Cette somme sera indexée en fonction de l’évolution de l’indice BT01 entre le 1er avril 2024, au regard de la date du rapport d’expertise et le présent jugement.
Sur le préjudice de jouissance :
Monsieur [O] et Madame [L] invoquent une atteinte au droit de propriété et l’impossibilité de jouir paisiblement du bien ; ils sollicitent une somme de 1.000 Euros pour la période du mois de juillet 2022, date d’apparition des désordres, au 31 mars 2024, outre 50 Euros par mois jusqu’à la date du jugement à intervenir.
Il y a lieu de constater que les désordres retenus sont principalement esthétiques, limités à la seule pièce de la salle de bains, dont la jouissance reste tout à fait possible.
L’estimation du préjudice de jouissance par les demandeurs s’avère excessive au regard de la description et des conséquences des désordres, même en prenant en considération la durée des travaux de reprise.
En conséquence, l’évaluation de ce chef de préjudice doit être ramenée pour l’ensemble de la période considérée jusqu’au jugement à intervenir, à la somme totale de 600 Euros, au paiement de laquelle la société ESPACES DE VIE sera condamnée. Le surplus de la demande sera rejeté.
Sur les intérêts :
Les sommes allouées porteront intérêts au taux légal à compter du présent jugement, qui seul détermine le principe et le montant de la créance indemnitaire, l’article 1231-6 du code civil n’étant applicable que dans l’hypothèse où le principe et le montant de la créance résultent de la loi ou du contrat.
Monsieur [O] et Madame [L] seront donc déboutés de leur demande tendant à faire courir les intérêts à compter de la date du 22 mars 2024 (date du rapport d’expertise).
Selon l’article 1343-2 du code civil, il convient d’ordonner la capitalisation des intérêts dès lors qu’ils seront dus pour au moins une année entière.
Sur l’exécution provisoire
En application de l’article 514 du code de procédure civile, les décisions de première instance sont de droit exécutoires à titre provisoire.
Sur les dépens et sur l’article 700 du code de procédure civile
En application de l’article 696 du code de procédure civile, la société ESPACES DE VIE, partie perdante à l’instance, sera condamnée aux dépens.
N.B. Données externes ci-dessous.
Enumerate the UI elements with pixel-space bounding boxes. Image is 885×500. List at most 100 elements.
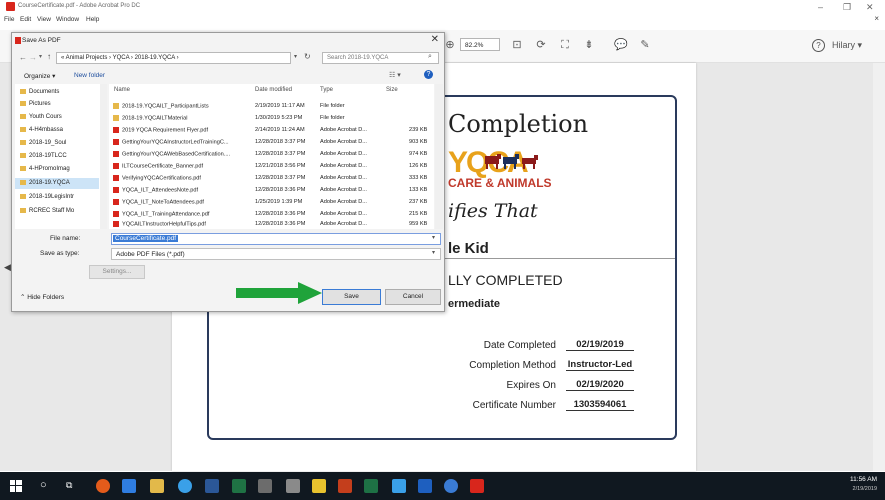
nav-item-label: 2018-19LegisIntr [29,194,75,201]
menu-window[interactable]: Window [56,16,79,23]
nav-item-youth-course[interactable]: Youth Cours [20,114,62,120]
file-row[interactable]: 2018-19.YQCAILT_ParticipantLists 2/19/20… [109,101,434,112]
windows-start-icon[interactable] [10,480,22,492]
dialog-pdf-icon [15,37,21,44]
file-explorer-icon[interactable] [150,479,164,493]
firefox-icon[interactable] [96,479,110,493]
file-date: 1/30/2019 5:23 PM [255,115,303,121]
settings-button[interactable]: Settings... [89,265,145,279]
comment-icon[interactable]: 💬 [614,38,628,52]
new-folder-button[interactable]: New folder [74,72,105,79]
help-icon[interactable]: ? [812,39,825,52]
navigation-pane-scrollbar[interactable] [100,84,107,229]
zoom-level-select[interactable]: 82.2% [460,38,500,51]
back-arrow-icon[interactable]: ← [19,53,27,62]
chrome-icon[interactable] [178,479,192,493]
file-row[interactable]: GettingYourYQCAWebBasedCertification....… [109,149,434,160]
sticky-notes-icon[interactable] [312,479,326,493]
zoom-in-icon[interactable]: ⊕ [443,38,457,52]
file-name: VerifyingYQCACertifications.pdf [122,175,201,182]
change-view-icon[interactable]: ☷ ▾ [389,71,401,79]
menu-view[interactable]: View [37,16,51,23]
up-arrow-icon[interactable]: ↑ [47,52,51,61]
close-document-button[interactable]: × [874,14,879,23]
nav-item-4h-ambassador[interactable]: 4-H4mbassa [20,127,63,133]
dialog-close-icon[interactable]: ✕ [431,34,439,45]
save-button[interactable]: Save [322,289,381,305]
nav-item-rcrec-staff[interactable]: RCREC Staff Mo [20,208,74,214]
hide-folders-button[interactable]: ⌃ Hide Folders [20,293,64,301]
file-name-value[interactable]: CourseCertificate.pdf [113,235,179,242]
file-row[interactable]: ILTCourseCertificate_Banner.pdf 12/21/20… [109,161,434,172]
acrobat-taskbar-icon[interactable] [470,479,484,493]
chevron-up-icon: ⌃ [20,294,26,301]
file-row[interactable]: 2018-19.YQCAILTMaterial 1/30/2019 5:23 P… [109,113,434,124]
word-icon[interactable] [205,479,219,493]
rotate-icon[interactable]: ⟳ [534,38,548,52]
skype-icon[interactable] [444,479,458,493]
checkmark-app-icon[interactable] [418,479,432,493]
file-row[interactable]: GettingYourYQCAInstructorLedTrainingC...… [109,137,434,148]
powerpoint-icon[interactable] [338,479,352,493]
file-type: Adobe Acrobat D... [320,151,367,157]
file-row[interactable]: 2019 YQCA Requirement Flyer.pdf 2/14/201… [109,125,434,136]
column-header-type[interactable]: Type [320,87,333,93]
nav-item-2018-19-soul[interactable]: 2018-19_Soul [20,140,66,146]
dialog-title: Save As PDF [22,37,61,44]
cortana-search-icon[interactable]: ○ [40,479,47,491]
pen-icon[interactable]: ✎ [638,38,652,52]
file-name-dropdown-icon[interactable]: ▾ [432,234,435,241]
recent-locations-chevron-icon[interactable]: ▾ [39,53,42,60]
forward-arrow-icon[interactable]: → [29,53,37,62]
left-panel-toggle-icon[interactable]: ◀ [4,262,11,273]
calculator-icon[interactable] [258,479,272,493]
menu-file[interactable]: File [4,16,14,23]
nav-item-2018-19-legis[interactable]: 2018-19LegisIntr [20,194,74,200]
menu-help[interactable]: Help [86,16,99,23]
dialog-help-icon[interactable]: ? [424,70,433,79]
clock-time[interactable]: 11:56 AM [850,476,877,483]
fit-page-icon[interactable]: ⊡ [510,38,524,52]
column-header-size[interactable]: Size [386,87,398,93]
file-row[interactable]: VerifyingYQCACertifications.pdf 12/28/20… [109,173,434,184]
file-row[interactable]: YQCA_ILT_NoteToAttendees.pdf 1/25/2019 1… [109,197,434,208]
organize-button[interactable]: Organize ▾ [24,72,55,80]
network-icon[interactable] [392,479,406,493]
clock-date[interactable]: 2/19/2019 [853,486,877,492]
address-dropdown-icon[interactable]: ▾ [294,53,297,60]
save-as-type-dropdown-icon[interactable]: ▾ [432,249,435,256]
photos-icon[interactable] [122,479,136,493]
file-size: 903 KB [409,139,428,145]
user-menu[interactable]: Hilary ▾ [832,40,862,51]
menu-edit[interactable]: Edit [20,16,31,23]
search-icon: ⌕ [428,53,432,60]
address-bar[interactable]: « Animal Projects › YQCA › 2018-19.YQCA … [56,52,291,64]
file-row[interactable]: YQCAILTInstructorHelpfulTips.pdf 12/28/2… [109,219,434,229]
column-header-name[interactable]: Name [114,87,130,93]
nav-item-2018-19-tlcc[interactable]: 2018-19TLCC [20,153,67,159]
refresh-icon[interactable]: ↻ [304,52,311,61]
save-as-type-select[interactable]: Adobe PDF Files (*.pdf) [111,248,441,260]
nav-item-2018-19-yqca[interactable]: 2018-19.YQCA [20,180,70,186]
excel-icon[interactable] [364,479,378,493]
cancel-button[interactable]: Cancel [385,289,441,305]
close-window-button[interactable]: ✕ [866,2,874,13]
file-date: 12/28/2018 3:37 PM [255,151,306,157]
nav-item-pictures[interactable]: Pictures [20,101,51,107]
paint-icon[interactable] [286,479,300,493]
task-view-icon[interactable]: ⧉ [66,480,72,491]
file-date: 12/28/2018 3:37 PM [255,175,306,181]
full-screen-icon[interactable]: ⛶ [558,38,572,52]
nav-item-documents[interactable]: Documents [20,89,59,95]
file-row[interactable]: YQCA_ILT_AttendeesNote.pdf 12/28/2018 3:… [109,185,434,196]
publisher-icon[interactable] [232,479,246,493]
minimize-button[interactable]: – [818,2,823,12]
search-input[interactable]: Search 2018-19.YQCA [322,52,439,64]
column-header-date[interactable]: Date modified [255,87,292,93]
nav-item-4h-promo-images[interactable]: 4-HPromoImag [20,166,70,172]
document-scrollbar[interactable] [873,63,885,471]
page-display-icon[interactable]: ⇟ [582,38,596,52]
restore-button[interactable]: ❐ [843,2,851,13]
file-list-scrollbar[interactable] [435,84,443,229]
file-size: 959 KB [409,221,428,227]
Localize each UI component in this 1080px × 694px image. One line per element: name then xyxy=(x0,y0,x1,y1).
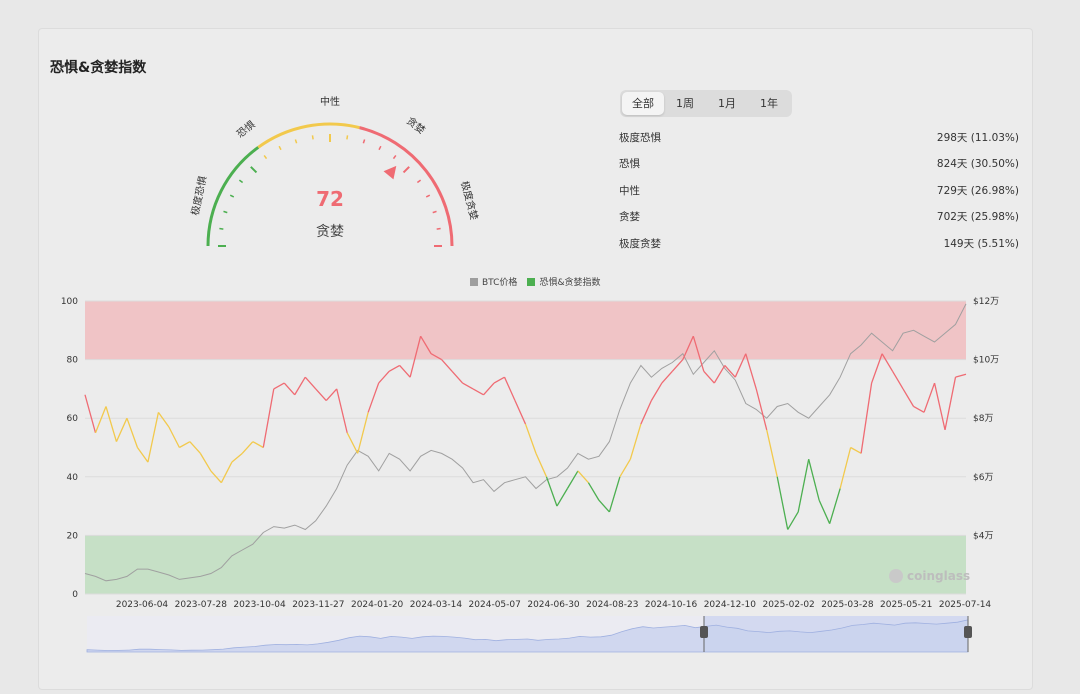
gauge-tick xyxy=(219,227,224,230)
gauge-tick xyxy=(378,145,382,151)
gauge-pointer xyxy=(383,165,397,180)
gauge-tick xyxy=(223,210,228,214)
gauge-tick xyxy=(238,179,244,184)
gauge-tick xyxy=(311,135,314,140)
tab-1week[interactable]: 1周 xyxy=(664,92,706,115)
stat-row-neutral: 中性 729天 (26.98%) xyxy=(619,177,1019,204)
gauge-tick xyxy=(432,210,437,214)
stat-value: 149天 (5.51%) xyxy=(943,237,1019,250)
stat-label: 中性 xyxy=(619,184,640,197)
legend-label-btc: BTC价格 xyxy=(482,278,518,288)
fear-greed-gauge: 极度恐惧 恐惧 中性 贪婪 极度贪婪 72 贪婪 xyxy=(188,95,480,247)
gauge-arc-neutral xyxy=(257,122,360,149)
gauge-zone-extreme-greed: 极度贪婪 xyxy=(458,179,480,221)
gauge-zone-fear: 恐惧 xyxy=(234,119,257,141)
chart-legend: BTC价格 恐惧&贪婪指数 xyxy=(470,275,600,288)
legend-label-index: 恐惧&贪婪指数 xyxy=(539,278,601,288)
gauge-zone-extreme-fear: 极度恐惧 xyxy=(188,175,209,217)
stat-row-extreme-greed: 极度贪婪 149天 (5.51%) xyxy=(619,230,1019,257)
stat-label: 恐惧 xyxy=(619,158,640,171)
gauge-tick xyxy=(278,145,282,151)
sentiment-stats: 极度恐惧 298天 (11.03%) 恐惧 824天 (30.50%) 中性 729天… xyxy=(619,124,1019,257)
gauge-value: 72 xyxy=(316,187,344,211)
stat-value: 702天 (25.98%) xyxy=(936,211,1019,224)
stat-value: 824天 (30.50%) xyxy=(936,158,1019,171)
stat-row-extreme-fear: 极度恐惧 298天 (11.03%) xyxy=(619,124,1019,151)
legend-swatch-index xyxy=(527,277,536,286)
stat-label: 极度贪婪 xyxy=(619,237,661,250)
stat-row-greed: 贪婪 702天 (25.98%) xyxy=(619,204,1019,231)
gauge-tick xyxy=(436,227,441,230)
stat-label: 极度恐惧 xyxy=(619,131,661,144)
gauge-tick xyxy=(416,179,422,184)
stat-label: 贪婪 xyxy=(619,211,640,224)
stat-row-fear: 恐惧 824天 (30.50%) xyxy=(619,151,1019,178)
gauge-tick xyxy=(250,166,258,174)
page-title: 恐惧&贪婪指数 xyxy=(50,60,147,76)
stat-value: 729天 (26.98%) xyxy=(936,184,1019,197)
gauge-tick xyxy=(294,139,298,144)
gauge-tick xyxy=(229,194,235,198)
gauge-tick xyxy=(402,166,410,174)
tab-1month[interactable]: 1月 xyxy=(706,92,748,115)
gauge-zone-greed: 贪婪 xyxy=(404,114,428,137)
legend-swatch-btc xyxy=(470,277,478,286)
legend-item-btc[interactable]: BTC价格 xyxy=(470,275,517,288)
gauge-tick xyxy=(362,139,366,144)
stat-value: 298天 (11.03%) xyxy=(936,131,1019,144)
gauge-tick xyxy=(263,154,268,160)
gauge-tick xyxy=(346,135,349,140)
tab-all[interactable]: 全部 xyxy=(622,92,664,115)
tab-1year[interactable]: 1年 xyxy=(748,92,790,115)
gauge-tick xyxy=(425,194,431,198)
time-range-tabs: 全部 1周 1月 1年 xyxy=(620,90,792,117)
gauge-zone-neutral: 中性 xyxy=(320,95,340,108)
gauge-tick xyxy=(392,154,397,160)
legend-item-index[interactable]: 恐惧&贪婪指数 xyxy=(527,275,600,288)
gauge-label: 贪婪 xyxy=(316,224,344,240)
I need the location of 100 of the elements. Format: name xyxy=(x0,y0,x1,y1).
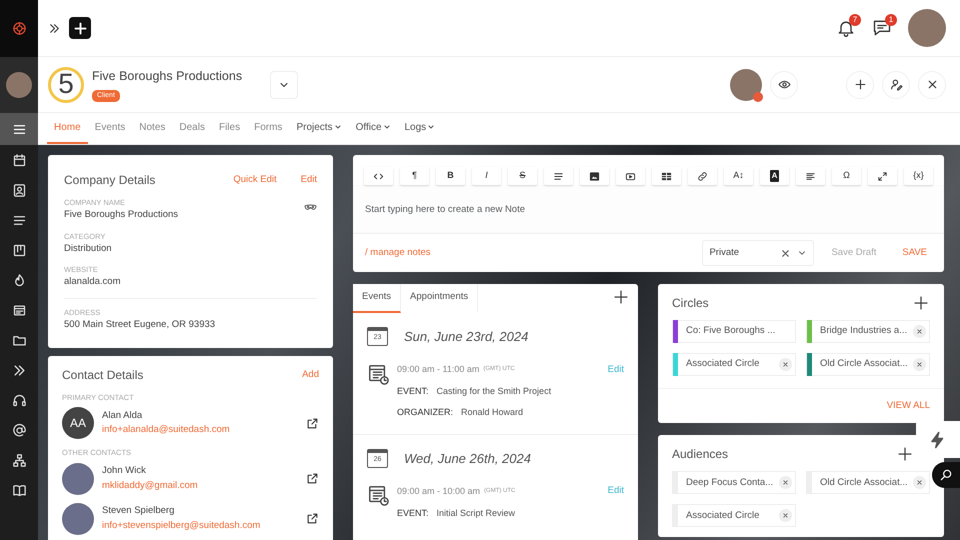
event-field-value: Ronald Howard xyxy=(461,406,524,420)
field-value: alanalda.com xyxy=(64,275,122,290)
toolbar-button[interactable] xyxy=(796,167,825,185)
remove-button[interactable] xyxy=(779,476,792,490)
board-icon[interactable] xyxy=(12,242,26,258)
toolbar-button[interactable]: Ω xyxy=(832,167,861,185)
message-count: 1 xyxy=(885,14,897,26)
toolbar-button[interactable]: B xyxy=(436,167,465,185)
double-chevron-icon[interactable] xyxy=(12,362,26,378)
notification-count: 7 xyxy=(849,14,861,26)
nav-tab[interactable]: Notes xyxy=(132,112,172,144)
chip[interactable]: Associated Circle xyxy=(672,504,796,528)
external-link-icon xyxy=(306,416,319,430)
toolbar-button[interactable]: ¶ xyxy=(400,167,429,185)
close-icon xyxy=(916,479,923,486)
nav-tab[interactable]: Files xyxy=(212,112,248,144)
clear-icon xyxy=(780,248,792,258)
chip[interactable]: Deep Focus Conta... xyxy=(672,471,796,494)
sitemap-icon[interactable] xyxy=(12,452,26,468)
toolbar-button[interactable] xyxy=(616,167,645,185)
open-external-button[interactable] xyxy=(306,416,319,430)
book-icon[interactable] xyxy=(12,482,26,498)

De plus, il serait inéquitable de laisser à la charge des demandeurs les frais qu’ils ont dû exposer pour ester en justice et non compris dans les dépens. En conséquence il convient de condamner la société ESPACES DE VIE à leur payer la somme de 2.000 Euros sur le fondement de l’article 700 du code de procédure civile.
PAR CES MOTIFS
Le Tribunal statuant publiquement, par jugement réputé contradictoire et en premier ressort, par mise à disposition au greffe,
Condamne la société ESPACES DE VIE à payer à Monsieur [B] [O] et Madame [Z] [L] la somme de 20.803,42 Euros TTC (Vingt mille huit cent trois Euros quarante-deux centimes) au titre des travaux de réparation de la salle de bains.
Dit que la somme allouée au titre des travaux de réparation sera indexée en fonction de l’évolution de l’indice BT01 entre le 1er avril 2024, et le présent jugement.
Condamne la société ESPACES DE VIE à payer à Monsieur [B] [O] et Madame [Z] [L] la somme de 600 Euros (Six cents Euros) en réparation de leur préjudice de jouissance.
Dit que les sommes précitées porteront intérêt aux taux légal à compter du présent jugement, avec capitalisation des intérêts dus pour au moins une année entière, dans les conditions de l’article 1342-2 du code civil.
Déboute Monsieur [B] [O] et Madame [Z] [L] du surplus de leurs demandes.
Condamne la société ESPACES DE VIE à payer à Monsieur [B] [O] et Madame [Z] [L] la somme de 2.000 Euros (deux mille Euros) sur le fondement de l’article 700 du code de procédure civile.
Condamne la société ESPACES DE VIE aux dépens.
Rappelle que le présent jugement est exécutoire de droit à titre provisoire.
Jugement rendu par mise à disposition au Greffe le DIX SEPT MARS DEUX MIL VINGT CINQ, par Céline MASSE, Vice-Présidente, assistée de Séverine MOIRÉ, Greffier, lesquelles ont signé la minute du présent Jugement.